The large building with the steps to the front door was the Martins Nest public house but having seen its best years as a pub becoming something of the past in recent years, it was transformed into what is now the very popular Thaal Indian Restaurant.
This photograph was taken during the period when Mr A. Bottomley was the licensee 1909. The Martins Nest was used in the early days when Bradford Road was a turnpike road. Like the Punch Bowl at Bailiff Bridge and the George Hotel in the town centre, the Martins Nest was built or converted to be a resting place for weary travellers with facilities at the back for stabling the horses and space to park-up the carriage.
There is evidence that the era of modern passenger transport for the masses had arrived with the tramcar tracks clearly visible. This was part of the route from the George Hotel through to Bailiff Bridge and was opened in October 1904.

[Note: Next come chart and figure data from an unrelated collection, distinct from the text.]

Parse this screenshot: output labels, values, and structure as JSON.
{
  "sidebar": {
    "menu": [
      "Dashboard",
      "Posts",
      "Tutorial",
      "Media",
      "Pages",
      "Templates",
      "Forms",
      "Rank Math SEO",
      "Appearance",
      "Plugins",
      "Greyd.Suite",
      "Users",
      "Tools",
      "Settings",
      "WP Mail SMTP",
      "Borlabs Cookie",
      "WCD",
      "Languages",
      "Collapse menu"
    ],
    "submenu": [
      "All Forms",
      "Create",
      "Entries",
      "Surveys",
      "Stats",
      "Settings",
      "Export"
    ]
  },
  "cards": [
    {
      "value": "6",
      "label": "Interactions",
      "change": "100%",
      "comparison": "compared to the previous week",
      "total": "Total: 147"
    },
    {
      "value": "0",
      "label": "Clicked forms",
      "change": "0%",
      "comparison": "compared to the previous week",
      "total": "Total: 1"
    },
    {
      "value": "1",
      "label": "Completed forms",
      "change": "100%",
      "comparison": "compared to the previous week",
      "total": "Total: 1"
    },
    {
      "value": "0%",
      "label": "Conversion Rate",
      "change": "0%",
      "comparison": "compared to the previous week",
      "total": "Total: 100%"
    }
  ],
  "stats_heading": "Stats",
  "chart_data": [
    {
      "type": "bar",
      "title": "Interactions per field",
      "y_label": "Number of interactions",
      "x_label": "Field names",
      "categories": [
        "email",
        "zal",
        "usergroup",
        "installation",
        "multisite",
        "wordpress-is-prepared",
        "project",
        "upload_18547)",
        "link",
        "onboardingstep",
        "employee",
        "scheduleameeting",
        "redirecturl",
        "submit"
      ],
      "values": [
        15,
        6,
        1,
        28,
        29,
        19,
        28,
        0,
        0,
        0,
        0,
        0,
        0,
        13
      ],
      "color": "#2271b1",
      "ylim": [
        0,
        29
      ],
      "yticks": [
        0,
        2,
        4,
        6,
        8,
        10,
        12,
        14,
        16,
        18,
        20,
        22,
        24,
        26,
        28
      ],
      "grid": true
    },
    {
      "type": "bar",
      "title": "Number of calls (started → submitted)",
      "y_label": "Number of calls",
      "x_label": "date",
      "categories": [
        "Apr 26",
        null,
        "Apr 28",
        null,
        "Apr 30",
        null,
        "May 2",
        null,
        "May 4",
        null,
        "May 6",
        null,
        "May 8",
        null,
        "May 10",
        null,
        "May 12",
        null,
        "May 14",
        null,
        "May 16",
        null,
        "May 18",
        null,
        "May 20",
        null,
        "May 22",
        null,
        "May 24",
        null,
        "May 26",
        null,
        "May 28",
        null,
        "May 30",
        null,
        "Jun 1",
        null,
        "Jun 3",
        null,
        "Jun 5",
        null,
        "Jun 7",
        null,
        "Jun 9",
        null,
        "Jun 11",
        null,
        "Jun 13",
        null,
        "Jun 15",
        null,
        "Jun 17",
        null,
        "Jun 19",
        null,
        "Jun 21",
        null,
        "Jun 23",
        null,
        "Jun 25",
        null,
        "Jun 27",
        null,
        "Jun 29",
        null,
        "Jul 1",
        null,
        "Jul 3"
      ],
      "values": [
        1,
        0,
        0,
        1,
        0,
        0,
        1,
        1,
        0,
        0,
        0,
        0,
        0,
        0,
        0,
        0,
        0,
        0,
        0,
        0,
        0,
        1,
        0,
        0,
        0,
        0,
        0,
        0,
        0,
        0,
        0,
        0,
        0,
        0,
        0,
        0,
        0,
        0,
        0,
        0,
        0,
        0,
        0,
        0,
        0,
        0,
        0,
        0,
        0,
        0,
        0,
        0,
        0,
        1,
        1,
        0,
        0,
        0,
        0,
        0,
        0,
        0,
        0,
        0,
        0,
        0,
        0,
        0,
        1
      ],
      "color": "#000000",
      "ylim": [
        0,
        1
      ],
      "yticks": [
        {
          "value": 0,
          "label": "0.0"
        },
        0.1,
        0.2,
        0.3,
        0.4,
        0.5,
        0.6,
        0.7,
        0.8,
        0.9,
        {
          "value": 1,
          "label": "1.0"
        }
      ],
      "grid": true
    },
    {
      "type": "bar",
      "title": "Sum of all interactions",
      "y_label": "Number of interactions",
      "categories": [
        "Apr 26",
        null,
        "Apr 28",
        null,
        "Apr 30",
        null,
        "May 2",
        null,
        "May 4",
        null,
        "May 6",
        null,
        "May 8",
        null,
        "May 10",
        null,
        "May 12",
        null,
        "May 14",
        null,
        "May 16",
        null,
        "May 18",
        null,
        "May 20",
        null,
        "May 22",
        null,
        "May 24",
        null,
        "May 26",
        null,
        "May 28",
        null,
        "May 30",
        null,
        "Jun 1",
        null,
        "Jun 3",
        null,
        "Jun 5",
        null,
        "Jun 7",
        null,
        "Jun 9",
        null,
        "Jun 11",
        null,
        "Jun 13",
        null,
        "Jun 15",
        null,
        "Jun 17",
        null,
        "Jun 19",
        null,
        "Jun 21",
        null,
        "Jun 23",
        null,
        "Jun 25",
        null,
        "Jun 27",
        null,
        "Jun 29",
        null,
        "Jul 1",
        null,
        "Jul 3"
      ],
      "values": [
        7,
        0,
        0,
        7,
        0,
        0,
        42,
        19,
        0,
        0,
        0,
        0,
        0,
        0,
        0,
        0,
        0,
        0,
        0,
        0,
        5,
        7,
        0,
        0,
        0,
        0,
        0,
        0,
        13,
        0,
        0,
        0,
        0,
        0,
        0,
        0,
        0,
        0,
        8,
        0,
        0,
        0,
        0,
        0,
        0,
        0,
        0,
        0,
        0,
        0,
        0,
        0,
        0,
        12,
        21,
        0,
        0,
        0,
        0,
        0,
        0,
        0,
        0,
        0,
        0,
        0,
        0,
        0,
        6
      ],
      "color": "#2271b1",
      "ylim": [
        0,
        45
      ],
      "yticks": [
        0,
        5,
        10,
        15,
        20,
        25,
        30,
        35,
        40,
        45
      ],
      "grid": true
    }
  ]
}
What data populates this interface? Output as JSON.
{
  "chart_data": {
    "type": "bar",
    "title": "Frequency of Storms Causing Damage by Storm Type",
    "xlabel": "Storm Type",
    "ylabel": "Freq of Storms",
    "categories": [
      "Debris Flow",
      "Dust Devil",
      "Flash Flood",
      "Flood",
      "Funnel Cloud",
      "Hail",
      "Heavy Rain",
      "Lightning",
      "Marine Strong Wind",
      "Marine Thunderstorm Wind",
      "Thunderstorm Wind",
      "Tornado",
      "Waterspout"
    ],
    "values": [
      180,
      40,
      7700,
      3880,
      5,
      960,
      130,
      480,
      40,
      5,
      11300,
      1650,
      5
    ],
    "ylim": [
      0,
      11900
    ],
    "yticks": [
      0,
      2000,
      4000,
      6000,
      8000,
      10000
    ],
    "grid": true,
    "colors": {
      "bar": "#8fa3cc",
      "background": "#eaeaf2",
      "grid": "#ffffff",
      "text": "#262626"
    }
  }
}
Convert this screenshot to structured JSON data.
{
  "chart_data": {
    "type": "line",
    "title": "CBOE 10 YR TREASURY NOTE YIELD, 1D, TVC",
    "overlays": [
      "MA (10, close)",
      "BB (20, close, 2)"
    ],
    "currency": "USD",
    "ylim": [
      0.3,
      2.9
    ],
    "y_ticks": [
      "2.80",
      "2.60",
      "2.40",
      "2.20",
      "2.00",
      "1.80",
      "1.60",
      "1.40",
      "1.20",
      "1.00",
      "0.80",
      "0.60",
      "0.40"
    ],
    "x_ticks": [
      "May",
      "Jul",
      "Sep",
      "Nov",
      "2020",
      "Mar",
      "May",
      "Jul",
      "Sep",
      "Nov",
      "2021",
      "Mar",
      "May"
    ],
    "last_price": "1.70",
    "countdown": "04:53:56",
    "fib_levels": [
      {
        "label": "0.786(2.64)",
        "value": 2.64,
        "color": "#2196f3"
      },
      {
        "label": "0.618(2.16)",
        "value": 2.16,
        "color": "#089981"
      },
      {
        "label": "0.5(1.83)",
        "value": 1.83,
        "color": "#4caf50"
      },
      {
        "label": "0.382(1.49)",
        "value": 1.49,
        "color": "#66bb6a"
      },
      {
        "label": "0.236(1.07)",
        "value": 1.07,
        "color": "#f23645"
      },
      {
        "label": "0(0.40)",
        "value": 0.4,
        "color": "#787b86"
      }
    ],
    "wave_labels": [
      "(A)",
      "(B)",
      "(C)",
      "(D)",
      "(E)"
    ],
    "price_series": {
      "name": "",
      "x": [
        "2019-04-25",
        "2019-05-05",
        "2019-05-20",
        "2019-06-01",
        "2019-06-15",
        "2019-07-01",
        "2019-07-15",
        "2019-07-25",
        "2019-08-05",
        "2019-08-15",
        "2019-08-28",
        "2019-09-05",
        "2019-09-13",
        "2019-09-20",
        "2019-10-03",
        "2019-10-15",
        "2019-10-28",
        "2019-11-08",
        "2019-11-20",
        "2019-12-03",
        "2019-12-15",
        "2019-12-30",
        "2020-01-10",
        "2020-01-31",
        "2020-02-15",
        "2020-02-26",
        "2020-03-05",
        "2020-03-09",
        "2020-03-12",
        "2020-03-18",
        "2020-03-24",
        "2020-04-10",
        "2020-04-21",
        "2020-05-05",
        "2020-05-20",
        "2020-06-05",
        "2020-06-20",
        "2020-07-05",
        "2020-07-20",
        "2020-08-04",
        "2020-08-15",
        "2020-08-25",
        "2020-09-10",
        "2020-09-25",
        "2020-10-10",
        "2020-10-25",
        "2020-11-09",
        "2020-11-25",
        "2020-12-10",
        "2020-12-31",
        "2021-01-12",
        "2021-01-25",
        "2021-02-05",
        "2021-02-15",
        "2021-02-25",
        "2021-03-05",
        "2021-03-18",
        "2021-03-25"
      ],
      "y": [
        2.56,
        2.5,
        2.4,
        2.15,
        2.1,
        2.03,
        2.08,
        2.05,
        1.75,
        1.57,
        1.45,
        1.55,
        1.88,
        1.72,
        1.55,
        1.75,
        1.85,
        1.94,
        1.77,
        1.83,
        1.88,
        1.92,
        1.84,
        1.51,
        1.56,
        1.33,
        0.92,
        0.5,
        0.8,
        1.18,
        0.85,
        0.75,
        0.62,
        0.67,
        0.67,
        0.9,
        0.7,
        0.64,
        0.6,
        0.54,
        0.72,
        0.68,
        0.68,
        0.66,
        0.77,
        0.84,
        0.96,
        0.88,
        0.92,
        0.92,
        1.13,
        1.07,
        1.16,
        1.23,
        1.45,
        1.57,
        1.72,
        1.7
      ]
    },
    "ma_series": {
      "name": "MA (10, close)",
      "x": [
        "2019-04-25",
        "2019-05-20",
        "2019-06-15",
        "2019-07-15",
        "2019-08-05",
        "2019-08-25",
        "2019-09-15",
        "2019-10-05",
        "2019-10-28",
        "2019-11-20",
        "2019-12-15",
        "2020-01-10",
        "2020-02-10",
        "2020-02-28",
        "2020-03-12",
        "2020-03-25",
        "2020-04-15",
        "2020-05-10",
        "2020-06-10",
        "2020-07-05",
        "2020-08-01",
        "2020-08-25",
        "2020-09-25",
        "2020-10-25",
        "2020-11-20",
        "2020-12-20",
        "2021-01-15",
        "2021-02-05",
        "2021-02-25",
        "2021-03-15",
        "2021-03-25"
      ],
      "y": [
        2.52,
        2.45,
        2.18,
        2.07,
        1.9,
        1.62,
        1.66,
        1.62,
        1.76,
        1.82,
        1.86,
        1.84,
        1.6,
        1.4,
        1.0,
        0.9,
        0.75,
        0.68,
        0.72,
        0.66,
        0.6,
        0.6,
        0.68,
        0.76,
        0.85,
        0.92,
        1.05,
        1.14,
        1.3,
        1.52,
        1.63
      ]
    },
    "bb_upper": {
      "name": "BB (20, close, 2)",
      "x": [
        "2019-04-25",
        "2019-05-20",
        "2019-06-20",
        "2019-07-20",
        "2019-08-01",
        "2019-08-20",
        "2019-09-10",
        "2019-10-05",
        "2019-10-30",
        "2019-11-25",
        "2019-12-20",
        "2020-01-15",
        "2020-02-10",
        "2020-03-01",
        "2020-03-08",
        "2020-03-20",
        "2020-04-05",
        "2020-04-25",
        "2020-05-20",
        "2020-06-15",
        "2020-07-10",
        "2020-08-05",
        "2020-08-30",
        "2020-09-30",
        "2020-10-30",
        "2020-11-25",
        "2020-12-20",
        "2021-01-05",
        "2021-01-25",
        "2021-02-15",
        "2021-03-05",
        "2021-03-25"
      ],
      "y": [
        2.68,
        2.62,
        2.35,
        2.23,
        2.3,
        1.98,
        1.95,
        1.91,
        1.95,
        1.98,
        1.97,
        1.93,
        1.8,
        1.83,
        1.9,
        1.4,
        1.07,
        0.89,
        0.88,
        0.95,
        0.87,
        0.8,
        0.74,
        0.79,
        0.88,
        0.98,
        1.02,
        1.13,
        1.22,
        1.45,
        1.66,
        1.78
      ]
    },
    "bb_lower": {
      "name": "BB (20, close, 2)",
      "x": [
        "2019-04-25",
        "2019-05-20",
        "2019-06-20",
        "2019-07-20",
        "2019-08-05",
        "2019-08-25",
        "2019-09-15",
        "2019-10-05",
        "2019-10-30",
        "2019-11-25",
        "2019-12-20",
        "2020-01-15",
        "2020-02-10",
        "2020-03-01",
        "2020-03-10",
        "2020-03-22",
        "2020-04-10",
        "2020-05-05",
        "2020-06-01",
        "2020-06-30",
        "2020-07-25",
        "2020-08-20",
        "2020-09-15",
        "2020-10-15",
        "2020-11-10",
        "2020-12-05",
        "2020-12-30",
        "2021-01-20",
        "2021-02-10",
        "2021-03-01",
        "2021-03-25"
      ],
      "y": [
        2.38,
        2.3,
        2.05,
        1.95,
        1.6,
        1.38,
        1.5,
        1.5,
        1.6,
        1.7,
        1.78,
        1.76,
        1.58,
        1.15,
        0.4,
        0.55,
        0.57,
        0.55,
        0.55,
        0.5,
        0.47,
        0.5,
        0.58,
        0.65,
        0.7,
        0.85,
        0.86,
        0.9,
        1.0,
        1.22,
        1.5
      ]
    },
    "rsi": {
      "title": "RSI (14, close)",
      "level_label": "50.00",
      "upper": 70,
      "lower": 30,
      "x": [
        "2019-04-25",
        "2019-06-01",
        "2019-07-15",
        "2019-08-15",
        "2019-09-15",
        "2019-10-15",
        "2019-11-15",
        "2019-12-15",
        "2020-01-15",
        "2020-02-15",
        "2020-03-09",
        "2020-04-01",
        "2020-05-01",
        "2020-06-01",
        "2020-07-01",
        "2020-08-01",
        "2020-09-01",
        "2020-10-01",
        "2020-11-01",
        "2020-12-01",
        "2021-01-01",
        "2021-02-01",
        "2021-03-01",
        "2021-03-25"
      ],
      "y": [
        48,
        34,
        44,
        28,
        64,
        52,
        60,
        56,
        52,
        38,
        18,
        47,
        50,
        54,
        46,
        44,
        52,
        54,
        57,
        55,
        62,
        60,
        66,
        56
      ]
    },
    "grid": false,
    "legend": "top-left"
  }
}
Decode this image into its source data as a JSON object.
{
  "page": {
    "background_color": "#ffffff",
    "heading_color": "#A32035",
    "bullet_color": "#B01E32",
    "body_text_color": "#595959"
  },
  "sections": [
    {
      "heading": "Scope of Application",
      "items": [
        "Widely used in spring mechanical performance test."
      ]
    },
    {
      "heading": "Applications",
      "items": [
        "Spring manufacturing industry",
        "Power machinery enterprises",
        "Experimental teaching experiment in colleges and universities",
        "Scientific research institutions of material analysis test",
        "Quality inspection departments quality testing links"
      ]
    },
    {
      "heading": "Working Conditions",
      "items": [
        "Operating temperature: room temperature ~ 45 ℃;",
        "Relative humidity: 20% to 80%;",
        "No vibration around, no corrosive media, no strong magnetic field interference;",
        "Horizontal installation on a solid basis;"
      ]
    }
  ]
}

In our second featured photograph are all the tramway track layers sat on the steps outside the Martins Nest in 1904, no doubt suitably refreshed before being caught on camera. They could never have dreamt that over a hundred years later we could still be able to see them posing on that summers day all those years ago.
By the early 1920s Bailiff Bridge had a bus service through to Brighouse and that was a bus service in the modern sense. The Brighouse Motor Agency which had been established on Bradford Road (where the A1 Power tool company is now) just out of the village. It was just after the First World War when the new bus service was up and running and that was before the first trams had started to arrive in Brighouse from Huddersfield, in 1923.
Looking just beyond the Martins Nest and the advertising hoardings is the junction of Cross Street and clearly visible is the corner door to what is now Tastebuds Sandwich shop but when this photograph was taken it was Mr D. Hamshaw’s grocery shop.
Returning to the Martins Nest and looking at the frontage to the right of the fall pipe, that side of the building appears to be newer than the left hand side judging from the colour of the stone. The rather elaborately shaped chimney on the frontage also appears to be new stone. If you look on the present day building that chimney is no longer there. The other clue to that side being new is the positioning of the steps to the front door. They are clearly in the middle of the older part of the building.
Peering between the trees on the horizon is the Victorian Gentleman’s residence ‘Ellwood’. Some of the owners have included members of the Kershaw family notably Cornelius Kershaw and members of the Stott family who had the North Vale Doubling Mills at Bailiff Bridge. It was sold in 1982 as a family home and was converted to a residential home for the elderly but was demolished when a planning application was submitted to build a new four-storey 60 bed residential home on the site. But there is no sign yet of any development on the now vacant 1.81 acre site.
These are two photographs that can tell us so much about just a small section of Bradford Road.